Antrag des Bundesrates
Il Consiglio federale propone di accogliere il postulato.
Stellungnahme des Bundesrates
Il Consiglio federale ritiene che la produzione di biocarburanti non deve contrapporsi al diritto al cibo e all'acqua e agli altri diritti umani. Il governo riconosce l'estrema importanza che gli standard di sostenibilità internazionali assumono nell'ambito della produzione sostenibile di biocarburanti. La sicurezza alimentare, la tutela dell'ambiente e la protezione della popolazione locale sono pure oggetto di un'iniziativa parlamentare (09.499) tuttora pendende presso la CAPTE-N.

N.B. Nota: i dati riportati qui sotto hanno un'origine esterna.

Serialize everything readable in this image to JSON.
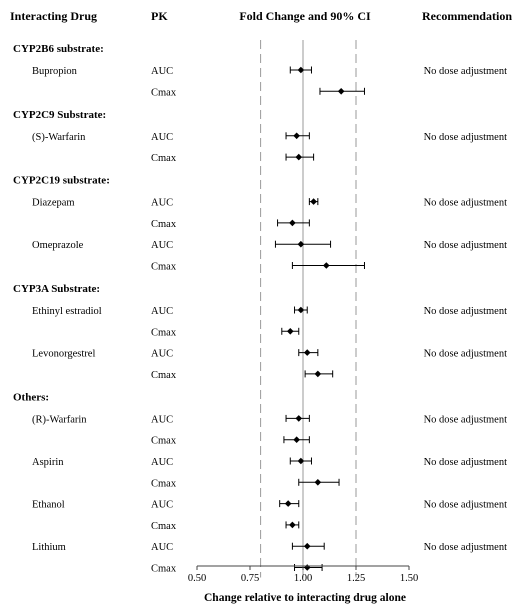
{
  "chart_data": {
    "type": "forest",
    "headers": {
      "drug": "Interacting Drug",
      "pk": "PK",
      "fold": "Fold Change and 90% CI",
      "recommendation": "Recommendation"
    },
    "xlabel": "Change relative to interacting drug alone",
    "xlim": [
      0.5,
      1.5
    ],
    "xticks": [
      "0.50",
      "0.75",
      "1.00",
      "1.25",
      "1.50"
    ],
    "reference_lines": {
      "solid": 1.0,
      "dashed": [
        0.8,
        1.25
      ]
    },
    "groups": [
      {
        "label": "CYP2B6 substrate:",
        "drugs": [
          {
            "name": "Bupropion",
            "recommendation": "No dose adjustment",
            "rows": [
              {
                "pk": "AUC",
                "est": 0.99,
                "lo": 0.94,
                "hi": 1.04
              },
              {
                "pk": "Cmax",
                "est": 1.18,
                "lo": 1.08,
                "hi": 1.29
              }
            ]
          }
        ]
      },
      {
        "label": "CYP2C9 Substrate:",
        "drugs": [
          {
            "name": "(S)-Warfarin",
            "recommendation": "No dose adjustment",
            "rows": [
              {
                "pk": "AUC",
                "est": 0.97,
                "lo": 0.92,
                "hi": 1.03
              },
              {
                "pk": "Cmax",
                "est": 0.98,
                "lo": 0.92,
                "hi": 1.05
              }
            ]
          }
        ]
      },
      {
        "label": "CYP2C19 substrate:",
        "drugs": [
          {
            "name": "Diazepam",
            "recommendation": "No dose adjustment",
            "rows": [
              {
                "pk": "AUC",
                "est": 1.05,
                "lo": 1.03,
                "hi": 1.07
              },
              {
                "pk": "Cmax",
                "est": 0.95,
                "lo": 0.88,
                "hi": 1.03
              }
            ]
          },
          {
            "name": "Omeprazole",
            "recommendation": "No dose adjustment",
            "rows": [
              {
                "pk": "AUC",
                "est": 0.99,
                "lo": 0.87,
                "hi": 1.13
              },
              {
                "pk": "Cmax",
                "est": 1.11,
                "lo": 0.95,
                "hi": 1.29
              }
            ]
          }
        ]
      },
      {
        "label": "CYP3A Substrate:",
        "drugs": [
          {
            "name": "Ethinyl estradiol",
            "recommendation": "No dose adjustment",
            "rows": [
              {
                "pk": "AUC",
                "est": 0.99,
                "lo": 0.96,
                "hi": 1.02
              },
              {
                "pk": "Cmax",
                "est": 0.94,
                "lo": 0.9,
                "hi": 0.98
              }
            ]
          },
          {
            "name": "Levonorgestrel",
            "recommendation": "No dose adjustment",
            "rows": [
              {
                "pk": "AUC",
                "est": 1.02,
                "lo": 0.98,
                "hi": 1.07
              },
              {
                "pk": "Cmax",
                "est": 1.07,
                "lo": 1.01,
                "hi": 1.14
              }
            ]
          }
        ]
      },
      {
        "label": "Others:",
        "drugs": [
          {
            "name": "(R)-Warfarin",
            "recommendation": "No dose adjustment",
            "rows": [
              {
                "pk": "AUC",
                "est": 0.98,
                "lo": 0.92,
                "hi": 1.03
              },
              {
                "pk": "Cmax",
                "est": 0.97,
                "lo": 0.91,
                "hi": 1.03
              }
            ]
          },
          {
            "name": "Aspirin",
            "recommendation": "No dose adjustment",
            "rows": [
              {
                "pk": "AUC",
                "est": 0.99,
                "lo": 0.94,
                "hi": 1.04
              },
              {
                "pk": "Cmax",
                "est": 1.07,
                "lo": 0.98,
                "hi": 1.17
              }
            ]
          },
          {
            "name": "Ethanol",
            "recommendation": "No dose adjustment",
            "rows": [
              {
                "pk": "AUC",
                "est": 0.93,
                "lo": 0.89,
                "hi": 0.98
              },
              {
                "pk": "Cmax",
                "est": 0.95,
                "lo": 0.92,
                "hi": 0.98
              }
            ]
          },
          {
            "name": "Lithium",
            "recommendation": "No dose adjustment",
            "rows": [
              {
                "pk": "AUC",
                "est": 1.02,
                "lo": 0.95,
                "hi": 1.1
              },
              {
                "pk": "Cmax",
                "est": 1.02,
                "lo": 0.96,
                "hi": 1.09
              }
            ]
          }
        ]
      }
    ]
  }
}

Recenti studi condotti da organizzazioni internazionali quali l'Organizzazione delle Nazioni Unite per l'alimentazione e l'agricoltura (FAO), l'UN Resource Panel o l'Agenzia internazionale dell'Energia (IEA) sottolineano l'importanza dei propositi formulati nel postulato: la sicurezza alimentare dipende da molti fattori (p. es. dalla disponibilità di terreno coltivato, dal tasso di povertà, dalla distribuzione ecc.). Inoltre, la pressione esercitata sulla superficie agricola aumenta a causa dell'incremento demografico e del crescente potere d'acquisto. La coltivazione di piante per la produzione di biocarburanti può mettere in pericolo la sicurezza alimentare e far aumentare sia la concorrenza per la gestione delle acque e del suolo agricolo sia la pressione esercitata sugli ecosistemi pregiati.
La Confederazione si impegna quindi già oggi a livello internazionale per lo sviluppo e l'applicazione di criteri di sostenibilità per i biocarburanti, ad esempio in seno agli organismi di normazione dell'Organizzazione internazionale di normalizzazione (ISO) e del Comitato europeo di normalizzazione (CEN), nel quadro dell'iniziativa del G-8 relativa a una bioenergia sostenibile (Global bioenergy Partnership GBEP) e nella "Roundtable on Sustainable Biofuels (RSB)", che gode di notevole sostegno. Per consentire ai produttori interessati nei Paesi in via di sviluppo di determinare con facilità se la loro produzione è sostenibile, la Confederazione ha sviluppato assieme all'EMPA lo strumento "Sustainability Quick Check for Biofuels" (www.sqcb.org) che permette una prima rapida valutazione dei metodi di produzione. La Confederazione manterrà il suo impegno e lo rafforzerà nel quadro delle sue possibilità finanziarie.
Il Consiglio federale propone di accogliere il postulato.